When his academic/architect father collapses during a lecture tour, Korean-American translator Jin (John Cho) finds himself marooned in the titular city as his comatose parent hovers on the brink of death. Killing time, he bums a cigarette from teenager Casey (Haley Lu Richardson), a local librarian who’s elected not to go to college, instead staying behind in Columbus in order to support her recovering meth addict mother (Michelle Forbes) while her peers start their lives.

Despite their age gap and very different circumstances, there’s an instant connection between the two and together they explore the quiet Indiana town famed for its modernist architecture and public art, Casey acting as de facto tour guide, their evolving relationship challenging them and, ultimately, profoundly changing both their lives.

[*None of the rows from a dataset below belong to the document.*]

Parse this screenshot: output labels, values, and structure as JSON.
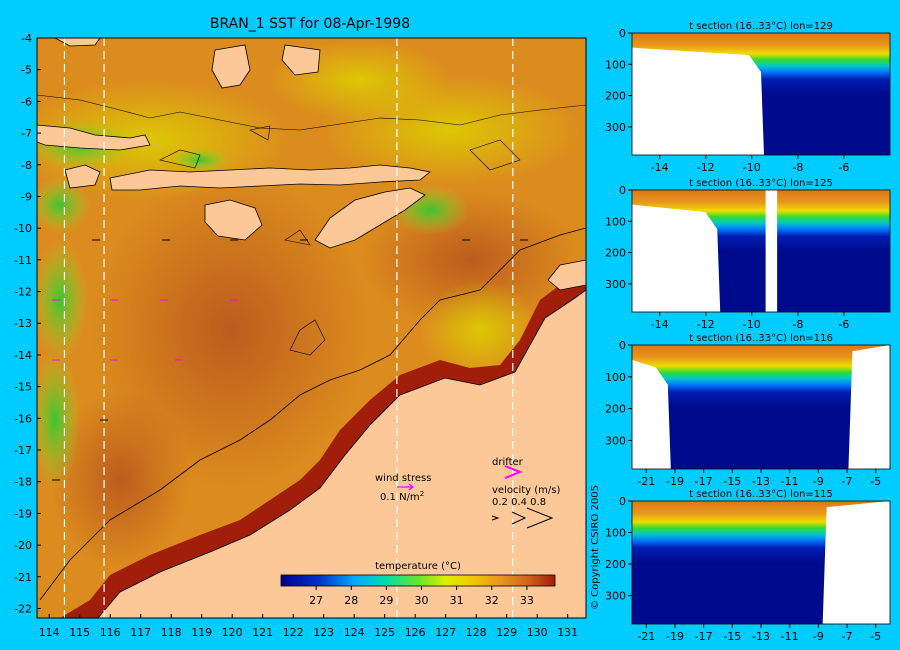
{
  "main_map": {
    "title": "BRAN_1 SST for 08-Apr-1998",
    "x_ticks": [
      114,
      115,
      116,
      117,
      118,
      119,
      120,
      121,
      122,
      123,
      124,
      125,
      126,
      127,
      128,
      129,
      130,
      131
    ],
    "y_ticks": [
      -4,
      -5,
      -6,
      -7,
      -8,
      -9,
      -10,
      -11,
      -12,
      -13,
      -14,
      -15,
      -16,
      -17,
      -18,
      -19,
      -20,
      -21,
      -22
    ],
    "xlim": [
      113.6,
      131.6
    ],
    "ylim": [
      -22.3,
      -4.0
    ],
    "section_lines_lon": [
      114.5,
      115.8,
      125.4,
      129.2
    ],
    "wind_stress_label": "wind stress",
    "wind_stress_scale": "0.1 N/m",
    "wind_stress_sup": "2",
    "drifter_label": "drifter",
    "velocity_label": "velocity (m/s)",
    "velocity_scale": "0.2 0.4 0.8",
    "colorbar_title": "temperature (°C)",
    "colorbar_ticks": [
      27,
      28,
      29,
      30,
      31,
      32,
      33
    ],
    "colorbar_range": [
      26,
      33.8
    ],
    "colors": {
      "land": "#fcc898",
      "warm": "#c8641e",
      "hot": "#a01e0a",
      "green": "#32c832",
      "ocean_bg": "#00ccff"
    }
  },
  "copyright": "© Copyright CSIRO 2005",
  "chart_data": [
    {
      "type": "heatmap",
      "title": "BRAN_1 SST for 08-Apr-1998",
      "xlabel": "",
      "ylabel": "",
      "xlim": [
        113.6,
        131.6
      ],
      "ylim": [
        -22.3,
        -4.0
      ],
      "colorbar_title": "temperature (°C)",
      "colorbar_ticks": [
        27,
        28,
        29,
        30,
        31,
        32,
        33
      ]
    },
    {
      "type": "heatmap",
      "title": "t section (16..33°C) lon=129",
      "x_ticks": [
        -14,
        -12,
        -10,
        -8,
        -6
      ],
      "xlim": [
        -15.2,
        -4.0
      ],
      "y_ticks": [
        0,
        100,
        200,
        300
      ],
      "ylim": [
        390,
        0
      ],
      "thermocline_depth": [
        null,
        null,
        null,
        null,
        null,
        80,
        70,
        72,
        68,
        66,
        70,
        68
      ],
      "land_until_lat": -9.6
    },
    {
      "type": "heatmap",
      "title": "t section (16..33°C) lon=125",
      "x_ticks": [
        -14,
        -12,
        -10,
        -8,
        -6
      ],
      "xlim": [
        -15.2,
        -4.0
      ],
      "y_ticks": [
        0,
        100,
        200,
        300
      ],
      "ylim": [
        390,
        0
      ],
      "land_until_lat": -11.5,
      "land_gap_lat": [
        -9.4,
        -8.9
      ]
    },
    {
      "type": "heatmap",
      "title": "t section (16..33°C) lon=116",
      "x_ticks": [
        -21,
        -19,
        -17,
        -15,
        -13,
        -11,
        -9,
        -7,
        -5
      ],
      "xlim": [
        -22.0,
        -4.0
      ],
      "y_ticks": [
        0,
        100,
        200,
        300
      ],
      "ylim": [
        390,
        0
      ],
      "land_until_lat": -19.5,
      "land_from_lat": -6.9
    },
    {
      "type": "heatmap",
      "title": "t section (16..33°C) lon=115",
      "x_ticks": [
        -21,
        -19,
        -17,
        -15,
        -13,
        -11,
        -9,
        -7,
        -5
      ],
      "xlim": [
        -22.0,
        -4.0
      ],
      "y_ticks": [
        0,
        100,
        200,
        300
      ],
      "ylim": [
        390,
        0
      ],
      "land_from_lat": -8.7
    }
  ]
}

Precise, measured and almost hypnotic, academic-turned-filmmaker Kogonada’s exquisitely shot and beautifully performed ‘nomance’ Columbus is a woozy tribute to the work of both Ozu and Linklater, the film’s elegant formality serving to heighten the tender awkwardness of Jin and Casey’s blossoming friendship, their surface discussions of architecture and philosophy serving to map their emotional geography, exploring their internal spaces even as they explore Columus, Indiana’s external spaces.

Complimenting each other perfectly, Cho and Richardson share an easy chemistry, the film’s greatest pleasure lying in watching their growing bond, Kogonada capturing the subtle intimacy growing between them. As the world-weary, straight-laced Jin, Columbus sees the charismatic Cho finally carry a film as a leading man and he’s ably matched by the luminous Richardson, her subtle performance as nuanced as the film itself while Michelle Forbes, Rory Culkin and Parker Posey provide strong support.

Smart, quietly profound and wryly funny, Columbus is sensitive, warm and satisfying.